The Justice Department is partnering with the White House, the Department of Homeland Security and the National Counterterrorism Center to assist religious and public safety officials to identify individuals who might be considering joining radical organizations overseas, Holder said in a video posted to his department’s website.
{mosads}“We have established processes for detecting American extremists who attempt to join terror groups abroad,” Holder said. “And we have engaged in extensive outreach to communities here in the U.S. — so we can work with them to identify threats before they emerge, to disrupt homegrown terrorists, and to apprehend would-be violent extremists.”
The White House will host a “Countering Violent Extremism” summit in October, and Justice Department officials have already hosted some 1,700 meetings with local communities since 2012, Holder said.
“We must be both innovative and aggressive in countering violent extremism and combating those who would sow intolerance, division, and hate — not just within our borders, but with our international partners on a global scale,’ ” he added.
The U.S. and other Western countries have repeatedly expressed concern over the flow of their passport-holders into Syria to take up arms alongside ISIS. The White House has repeatedly cautioned that those individuals could return home and carry out a terrorist attack.
“These individuals are dangerous because they are now battle-hardened.

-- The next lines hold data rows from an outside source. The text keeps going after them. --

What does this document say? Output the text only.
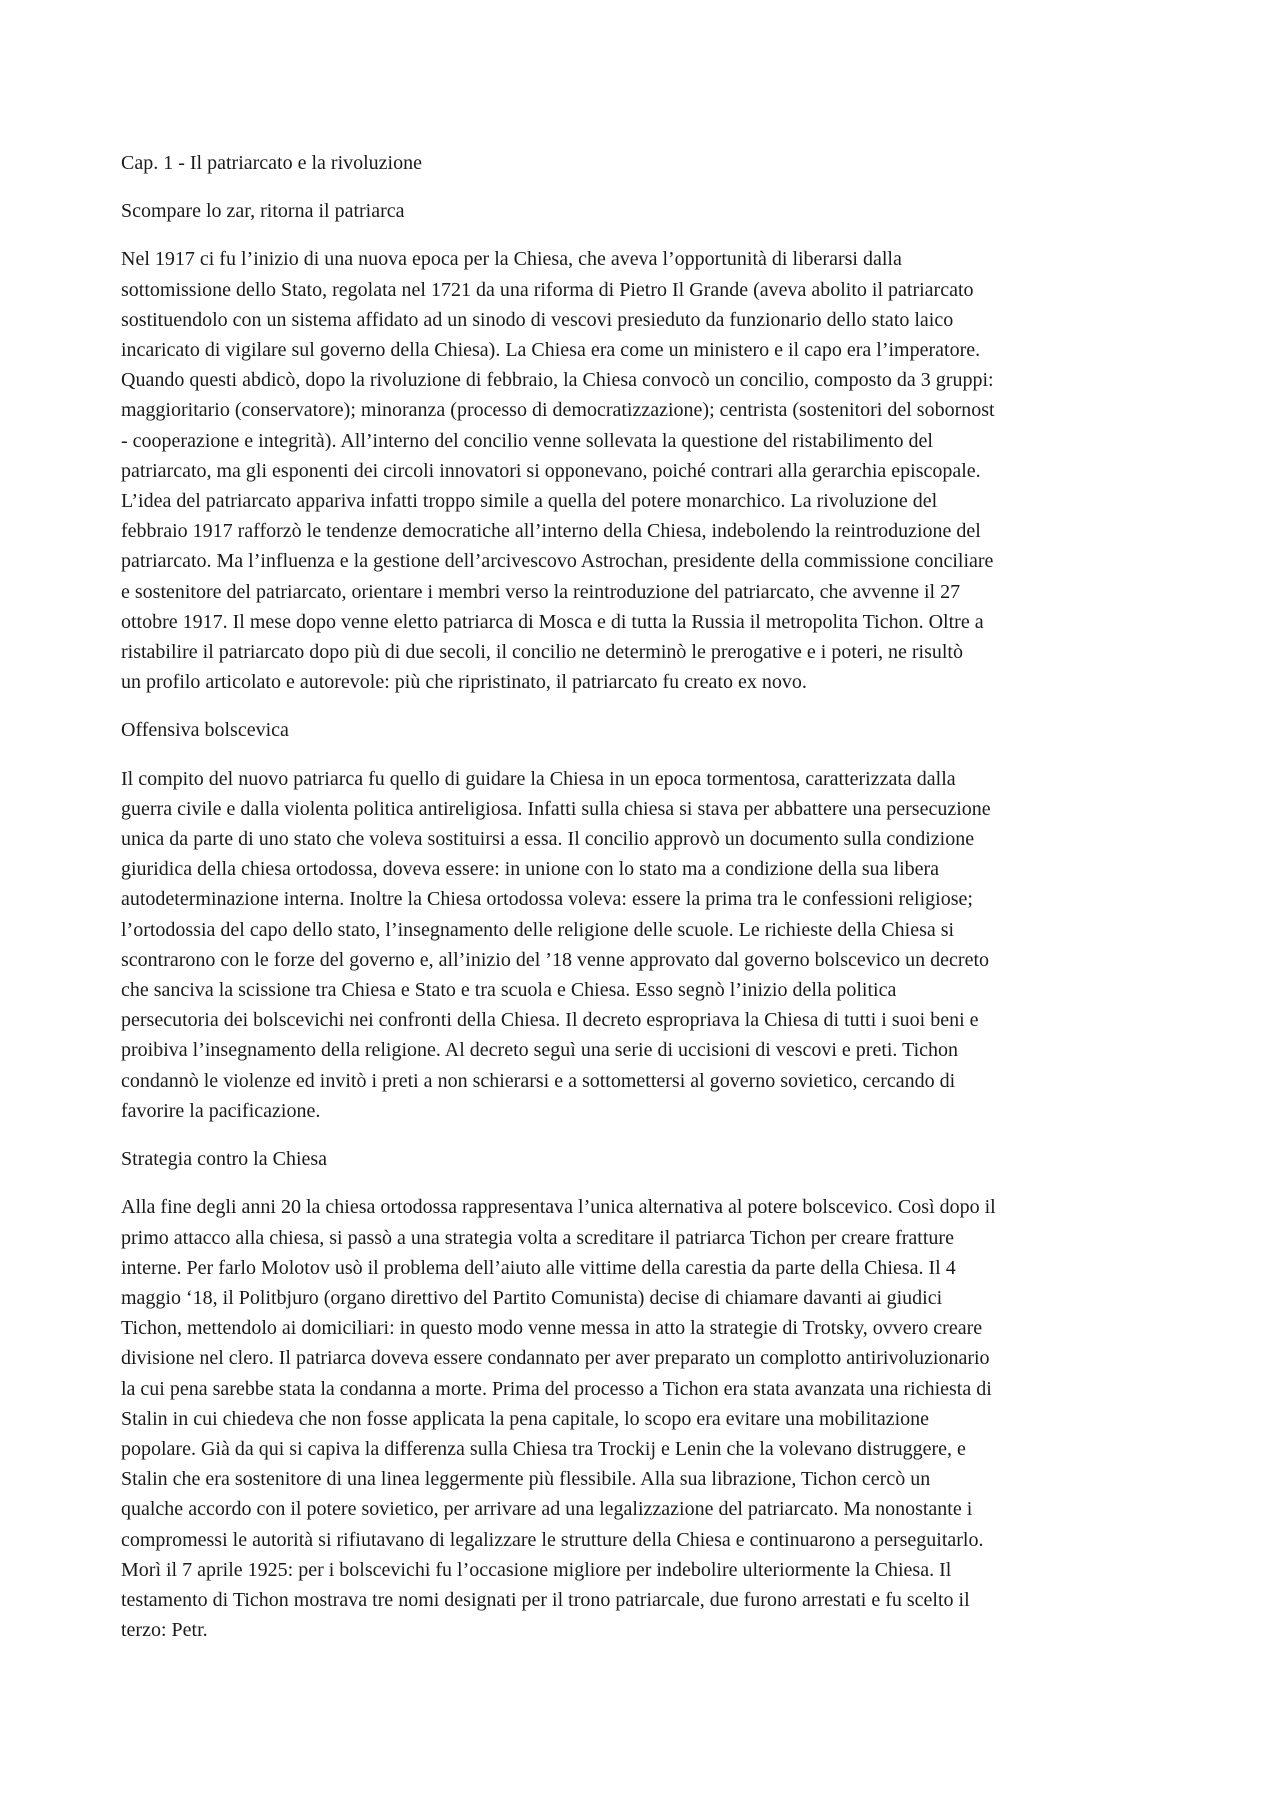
Cap. 1 - Il patriarcato e la rivoluzione
Scompare lo zar, ritorna il patriarca
Nel 1917 ci fu l’inizio di una nuova epoca per la Chiesa, che aveva l’opportunità di liberarsi dalla
sottomissione dello Stato, regolata nel 1721 da una riforma di Pietro Il Grande (aveva abolito il patriarcato
sostituendolo con un sistema affidato ad un sinodo di vescovi presieduto da funzionario dello stato laico
incaricato di vigilare sul governo della Chiesa). La Chiesa era come un ministero e il capo era l’imperatore.
Quando questi abdicò, dopo la rivoluzione di febbraio, la Chiesa convocò un concilio, composto da 3 gruppi:
maggioritario (conservatore); minoranza (processo di democratizzazione); centrista (sostenitori del sobornost
- cooperazione e integrità). All’interno del concilio venne sollevata la questione del ristabilimento del
patriarcato, ma gli esponenti dei circoli innovatori si opponevano, poiché contrari alla gerarchia episcopale.
L’idea del patriarcato appariva infatti troppo simile a quella del potere monarchico. La rivoluzione del
febbraio 1917 rafforzò le tendenze democratiche all’interno della Chiesa, indebolendo la reintroduzione del
patriarcato. Ma l’influenza e la gestione dell’arcivescovo Astrochan, presidente della commissione conciliare
e sostenitore del patriarcato, orientare i membri verso la reintroduzione del patriarcato, che avvenne il 27
ottobre 1917. Il mese dopo venne eletto patriarca di Mosca e di tutta la Russia il metropolita Tichon. Oltre a
ristabilire il patriarcato dopo più di due secoli, il concilio ne determinò le prerogative e i poteri, ne risultò
un profilo articolato e autorevole: più che ripristinato, il patriarcato fu creato ex novo.
Offensiva bolscevica
Il compito del nuovo patriarca fu quello di guidare la Chiesa in un epoca tormentosa, caratterizzata dalla
guerra civile e dalla violenta politica antireligiosa. Infatti sulla chiesa si stava per abbattere una persecuzione
unica da parte di uno stato che voleva sostituirsi a essa. Il concilio approvò un documento sulla condizione
giuridica della chiesa ortodossa, doveva essere: in unione con lo stato ma a condizione della sua libera
autodeterminazione interna. Inoltre la Chiesa ortodossa voleva: essere la prima tra le confessioni religiose;
l’ortodossia del capo dello stato, l’insegnamento delle religione delle scuole. Le richieste della Chiesa si
scontrarono con le forze del governo e, all’inizio del ’18 venne approvato dal governo bolscevico un decreto
che sanciva la scissione tra Chiesa e Stato e tra scuola e Chiesa. Esso segnò l’inizio della politica
persecutoria dei bolscevichi nei confronti della Chiesa. Il decreto espropriava la Chiesa di tutti i suoi beni e
proibiva l’insegnamento della religione. Al decreto seguì una serie di uccisioni di vescovi e preti. Tichon
condannò le violenze ed invitò i preti a non schierarsi e a sottomettersi al governo sovietico, cercando di
favorire la pacificazione.
Strategia contro la Chiesa
Alla fine degli anni 20 la chiesa ortodossa rappresentava l’unica alternativa al potere bolscevico. Così dopo il
primo attacco alla chiesa, si passò a una strategia volta a screditare il patriarca Tichon per creare fratture
interne. Per farlo Molotov usò il problema dell’aiuto alle vittime della carestia da parte della Chiesa. Il 4
maggio ‘18, il Politbjuro (organo direttivo del Partito Comunista) decise di chiamare davanti ai giudici
Tichon, mettendolo ai domiciliari: in questo modo venne messa in atto la strategie di Trotsky, ovvero creare
divisione nel clero. Il patriarca doveva essere condannato per aver preparato un complotto antirivoluzionario
la cui pena sarebbe stata la condanna a morte. Prima del processo a Tichon era stata avanzata una richiesta di
Stalin in cui chiedeva che non fosse applicata la pena capitale, lo scopo era evitare una mobilitazione
popolare. Già da qui si capiva la differenza sulla Chiesa tra Trockij e Lenin che la volevano distruggere, e
Stalin che era sostenitore di una linea leggermente più flessibile. Alla sua librazione, Tichon cercò un
qualche accordo con il potere sovietico, per arrivare ad una legalizzazione del patriarcato. Ma nonostante i
compromessi le autorità si rifiutavano di legalizzare le strutture della Chiesa e continuarono a perseguitarlo.
Morì il 7 aprile 1925: per i bolscevichi fu l’occasione migliore per indebolire ulteriormente la Chiesa. Il
testamento di Tichon mostrava tre nomi designati per il trono patriarcale, due furono arrestati e fu scelto il
terzo: Petr.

They’ve received training and equipment, and demonstrated a willingness to die for their cause,” White House press secretary Josh Earnest said Thursday. “These individuals also have a passport in their back pocket, and it means that they could, with very — in an almost unfettered way, travel back to the West and potentially carry out acts of violence.”

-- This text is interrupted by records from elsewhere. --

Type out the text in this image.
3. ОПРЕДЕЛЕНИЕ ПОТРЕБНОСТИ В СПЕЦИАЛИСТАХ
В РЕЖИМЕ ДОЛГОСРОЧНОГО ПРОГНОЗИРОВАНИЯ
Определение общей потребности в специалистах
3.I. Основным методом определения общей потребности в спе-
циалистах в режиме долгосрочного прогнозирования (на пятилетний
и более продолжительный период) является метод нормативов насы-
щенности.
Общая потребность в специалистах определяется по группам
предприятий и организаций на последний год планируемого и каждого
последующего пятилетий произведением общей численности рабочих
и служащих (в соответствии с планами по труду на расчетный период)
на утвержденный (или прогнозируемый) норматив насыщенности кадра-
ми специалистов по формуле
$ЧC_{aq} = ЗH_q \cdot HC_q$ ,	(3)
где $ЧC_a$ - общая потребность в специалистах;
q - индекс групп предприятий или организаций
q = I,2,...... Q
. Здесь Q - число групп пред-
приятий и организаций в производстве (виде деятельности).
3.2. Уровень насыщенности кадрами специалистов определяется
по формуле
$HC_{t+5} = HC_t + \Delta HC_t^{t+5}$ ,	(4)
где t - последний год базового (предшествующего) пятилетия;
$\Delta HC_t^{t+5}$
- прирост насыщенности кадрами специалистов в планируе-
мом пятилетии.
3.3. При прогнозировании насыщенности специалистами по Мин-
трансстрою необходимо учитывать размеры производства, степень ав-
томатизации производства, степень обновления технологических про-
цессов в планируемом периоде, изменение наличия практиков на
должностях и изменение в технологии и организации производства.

Earnest said the U.S. had been “closely coordinating” with international partners “to try to mitigate this threat.”
“We’ve been doing this through intelligence channels, through law enforcement channels, through diplomatic channels and even through national security channels to ensure that we’re doing everything we can to try to protect the American people and Western interests from this threat,” he continued.
The administration has so far refused to say how many Americans they believe might have traveled to Syria, although estimates range between a dozen and a hundred. At least two Minnesota men fighting for ISIS in Iraq have been killed in U.S. airstrikes against the group.